Please tell me you did not just serenade her with "Let's Get it On"?
Yeah I think it worked. My penis thanks you, Captain Morgan.
I just added her as a friend on Facebook. I met her 5 minutes ago and there are already more than 50 pics of me uploaded... from other nights.
literally every day that goes by where he doesn't talk to me makes me more determined to get him to have sex with me
He just said "wow, thats some rly nice hair! And those teeth..thosee are some cool teeth"
I got cut off for calling the flower girl a slut. What are you doing?
I'm thinking I had intended to send you pics cuz I woke up naked
the trail of clothing leading from the bed to the door was in the exact order i needed to put them on. underwear near the bed shoes by the door.
her body is proportioned like a family guy character
Wtf. I just got invited to a threeway bj session in the bathroom at boiler. Lmao
I want him to be the Hulk to my Brooke Hogan this Halloween. Can I ask him to be my daddy this weekend?
Only if you say it like that.
Mcdonalds hasn't even finished serving breakfast yet and u two are getting drunk?
We 6 way cheers-ed with French fries last night, hammered, in the booth.
Hmmm.
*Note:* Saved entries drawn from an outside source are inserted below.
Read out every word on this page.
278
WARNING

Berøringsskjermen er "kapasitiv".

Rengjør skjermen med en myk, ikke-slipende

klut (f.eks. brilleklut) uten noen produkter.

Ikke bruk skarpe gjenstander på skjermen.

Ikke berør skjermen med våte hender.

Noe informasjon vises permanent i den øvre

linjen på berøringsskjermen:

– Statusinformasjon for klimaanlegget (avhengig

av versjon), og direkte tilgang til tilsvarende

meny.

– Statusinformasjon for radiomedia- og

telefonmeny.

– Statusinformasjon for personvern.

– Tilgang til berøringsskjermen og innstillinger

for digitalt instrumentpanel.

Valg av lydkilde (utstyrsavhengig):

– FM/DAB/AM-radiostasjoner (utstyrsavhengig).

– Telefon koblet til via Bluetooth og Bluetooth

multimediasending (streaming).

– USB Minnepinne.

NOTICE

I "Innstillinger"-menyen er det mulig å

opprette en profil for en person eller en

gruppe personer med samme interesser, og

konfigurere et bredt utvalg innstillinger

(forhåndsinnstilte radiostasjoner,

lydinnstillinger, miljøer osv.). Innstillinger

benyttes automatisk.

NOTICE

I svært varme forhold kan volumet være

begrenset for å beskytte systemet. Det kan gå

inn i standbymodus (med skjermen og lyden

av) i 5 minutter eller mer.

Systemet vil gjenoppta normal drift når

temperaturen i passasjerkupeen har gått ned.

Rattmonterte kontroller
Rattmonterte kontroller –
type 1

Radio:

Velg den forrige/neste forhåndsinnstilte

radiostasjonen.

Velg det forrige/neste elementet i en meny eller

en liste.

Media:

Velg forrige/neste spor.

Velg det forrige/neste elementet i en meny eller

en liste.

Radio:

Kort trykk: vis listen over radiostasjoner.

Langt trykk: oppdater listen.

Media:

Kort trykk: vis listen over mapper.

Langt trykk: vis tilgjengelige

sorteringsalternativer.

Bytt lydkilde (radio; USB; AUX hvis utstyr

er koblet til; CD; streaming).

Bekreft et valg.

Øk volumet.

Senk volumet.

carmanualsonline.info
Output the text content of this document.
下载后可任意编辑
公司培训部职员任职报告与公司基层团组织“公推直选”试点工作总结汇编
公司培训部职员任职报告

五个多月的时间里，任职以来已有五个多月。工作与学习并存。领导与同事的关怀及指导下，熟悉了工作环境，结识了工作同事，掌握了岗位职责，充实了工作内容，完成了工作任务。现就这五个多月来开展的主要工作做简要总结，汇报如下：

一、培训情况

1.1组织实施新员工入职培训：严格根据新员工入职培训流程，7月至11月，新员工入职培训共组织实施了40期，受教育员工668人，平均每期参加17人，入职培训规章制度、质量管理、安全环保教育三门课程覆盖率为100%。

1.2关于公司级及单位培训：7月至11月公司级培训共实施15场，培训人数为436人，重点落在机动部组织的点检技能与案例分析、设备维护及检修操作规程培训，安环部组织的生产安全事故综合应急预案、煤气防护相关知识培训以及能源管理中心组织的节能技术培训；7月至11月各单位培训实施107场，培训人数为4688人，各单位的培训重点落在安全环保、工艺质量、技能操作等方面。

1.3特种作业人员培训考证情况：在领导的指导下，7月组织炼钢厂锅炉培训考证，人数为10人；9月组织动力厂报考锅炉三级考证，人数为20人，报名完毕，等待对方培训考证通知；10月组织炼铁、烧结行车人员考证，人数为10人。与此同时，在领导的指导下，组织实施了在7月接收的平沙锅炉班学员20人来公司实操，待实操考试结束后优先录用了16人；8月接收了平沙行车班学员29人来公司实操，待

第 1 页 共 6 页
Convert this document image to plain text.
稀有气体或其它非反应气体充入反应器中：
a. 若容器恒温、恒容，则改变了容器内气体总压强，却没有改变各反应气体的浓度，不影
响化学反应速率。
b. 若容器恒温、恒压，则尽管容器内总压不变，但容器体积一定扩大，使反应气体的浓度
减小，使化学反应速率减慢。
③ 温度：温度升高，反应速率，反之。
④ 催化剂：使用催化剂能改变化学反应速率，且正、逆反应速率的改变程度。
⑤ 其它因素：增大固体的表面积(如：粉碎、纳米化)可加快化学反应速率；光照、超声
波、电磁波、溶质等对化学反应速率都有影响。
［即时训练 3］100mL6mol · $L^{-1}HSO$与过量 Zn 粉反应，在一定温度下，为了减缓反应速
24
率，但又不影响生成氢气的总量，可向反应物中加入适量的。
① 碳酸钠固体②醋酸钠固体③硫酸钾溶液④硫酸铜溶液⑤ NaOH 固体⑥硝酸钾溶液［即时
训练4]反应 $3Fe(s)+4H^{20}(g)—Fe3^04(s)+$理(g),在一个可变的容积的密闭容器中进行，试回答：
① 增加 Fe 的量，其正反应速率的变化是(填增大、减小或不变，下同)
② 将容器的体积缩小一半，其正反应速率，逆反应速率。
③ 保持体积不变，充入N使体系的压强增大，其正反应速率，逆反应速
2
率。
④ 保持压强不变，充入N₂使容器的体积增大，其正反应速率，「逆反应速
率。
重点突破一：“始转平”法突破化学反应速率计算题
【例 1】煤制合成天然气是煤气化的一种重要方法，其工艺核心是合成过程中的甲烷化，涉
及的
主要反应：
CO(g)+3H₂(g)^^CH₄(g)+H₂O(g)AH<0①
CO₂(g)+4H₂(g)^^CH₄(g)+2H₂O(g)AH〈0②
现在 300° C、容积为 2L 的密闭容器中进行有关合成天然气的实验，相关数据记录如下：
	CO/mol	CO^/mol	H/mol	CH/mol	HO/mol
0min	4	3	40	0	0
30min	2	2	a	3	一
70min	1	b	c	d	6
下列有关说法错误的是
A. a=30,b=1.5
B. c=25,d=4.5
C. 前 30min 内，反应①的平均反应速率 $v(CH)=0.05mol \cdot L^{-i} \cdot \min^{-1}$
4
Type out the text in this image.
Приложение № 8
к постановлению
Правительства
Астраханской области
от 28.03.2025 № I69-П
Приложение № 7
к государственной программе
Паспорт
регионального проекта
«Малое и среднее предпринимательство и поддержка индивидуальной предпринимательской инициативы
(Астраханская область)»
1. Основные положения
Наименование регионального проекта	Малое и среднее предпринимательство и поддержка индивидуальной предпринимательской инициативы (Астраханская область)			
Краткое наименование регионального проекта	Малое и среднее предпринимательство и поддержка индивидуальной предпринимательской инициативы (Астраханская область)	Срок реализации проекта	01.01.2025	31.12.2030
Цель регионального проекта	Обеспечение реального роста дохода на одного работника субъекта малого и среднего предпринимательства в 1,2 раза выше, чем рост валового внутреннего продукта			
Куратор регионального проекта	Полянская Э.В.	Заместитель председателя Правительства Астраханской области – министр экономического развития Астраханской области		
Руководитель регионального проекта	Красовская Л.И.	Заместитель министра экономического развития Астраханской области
I never knew the difference. I've done either one and had stronger or weaker versions but usually if i took enough, i tripped balls. That should be a PSA for kids... if you take drugs and the drugs are weak, just take more drugs... The More You Know
Hey.... can you explain to me why when I woke up this morning my cell phone background had been changed to me getting a piggy back ride from a drag queen?